OPINIÃO

Cinqüenta anos depois

Barbosa Lessa / Publicado em 25 de junho de 1999

É habitual que uma turma formada pela universidade se reúna, lá um dia, para comemorar a formatura. Mas acho raridade o que aconteceu com nossa turminha de guris que terminou em 1944 o curso no Ginásio Gonzaga – dos Irmãos Lassalistas, em Pelotas – e que inventou de se reencontrar festivaente meio século depois. Trabalheira foi a do colega Scheidemandel, residente em Porto Alegre, que realizou verdadeiro trabalho de detetive para ir localizando Brasil afora o esconderijo dos ex-gonzagueanos. Até que pôde noticiar, num cantinho dos jornais, o encontro dia tal a tantas horas numa churrascaria tal, em Pelotas. Comemoração dos 50 anos de “formatura”.

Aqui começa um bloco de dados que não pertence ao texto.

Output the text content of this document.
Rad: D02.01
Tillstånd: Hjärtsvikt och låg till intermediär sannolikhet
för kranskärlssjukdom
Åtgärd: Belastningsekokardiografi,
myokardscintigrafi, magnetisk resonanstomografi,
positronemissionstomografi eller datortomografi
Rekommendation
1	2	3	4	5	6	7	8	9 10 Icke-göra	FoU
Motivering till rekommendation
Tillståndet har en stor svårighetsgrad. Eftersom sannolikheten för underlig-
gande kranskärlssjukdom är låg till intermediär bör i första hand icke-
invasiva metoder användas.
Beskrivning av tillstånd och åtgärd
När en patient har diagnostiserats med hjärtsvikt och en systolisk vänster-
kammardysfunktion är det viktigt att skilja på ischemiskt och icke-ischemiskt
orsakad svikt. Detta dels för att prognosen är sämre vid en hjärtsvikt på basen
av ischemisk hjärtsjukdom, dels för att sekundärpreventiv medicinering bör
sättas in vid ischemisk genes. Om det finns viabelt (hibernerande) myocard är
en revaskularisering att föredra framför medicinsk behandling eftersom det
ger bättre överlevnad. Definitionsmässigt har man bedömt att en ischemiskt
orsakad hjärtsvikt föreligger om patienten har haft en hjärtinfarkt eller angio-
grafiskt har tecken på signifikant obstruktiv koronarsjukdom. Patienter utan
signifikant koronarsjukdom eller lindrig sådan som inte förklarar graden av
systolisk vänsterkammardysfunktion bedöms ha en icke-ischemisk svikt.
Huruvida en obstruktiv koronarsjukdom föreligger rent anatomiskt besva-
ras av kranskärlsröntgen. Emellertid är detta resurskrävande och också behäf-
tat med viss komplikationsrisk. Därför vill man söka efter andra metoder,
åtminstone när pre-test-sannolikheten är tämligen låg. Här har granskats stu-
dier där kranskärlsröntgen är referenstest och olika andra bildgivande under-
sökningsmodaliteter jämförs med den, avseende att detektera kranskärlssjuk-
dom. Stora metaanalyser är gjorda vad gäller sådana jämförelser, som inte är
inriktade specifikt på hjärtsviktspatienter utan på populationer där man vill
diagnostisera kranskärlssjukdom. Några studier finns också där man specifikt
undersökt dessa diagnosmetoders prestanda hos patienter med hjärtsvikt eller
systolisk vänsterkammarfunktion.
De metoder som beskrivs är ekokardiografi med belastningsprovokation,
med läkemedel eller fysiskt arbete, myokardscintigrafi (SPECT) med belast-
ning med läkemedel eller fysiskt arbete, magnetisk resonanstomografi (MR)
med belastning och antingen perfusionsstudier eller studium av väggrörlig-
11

No dia marcado, tomei o ônibus e fiquei feliz da vida. Eu ia tornar a abraçar o Francisco Vidal, o Clair, o Cléo Severino, o Darcy, o Parobé, toda aquela gurizada que eu nunca mais tinha visto. Que turma unida, bah! A gente inventava de fazer um conjunto musical, e estava feito. Ou editar um jornalzinho semanal. Ou fazer um campeonato de futebol. Com excepcional companheirismo, era sucesso garantido.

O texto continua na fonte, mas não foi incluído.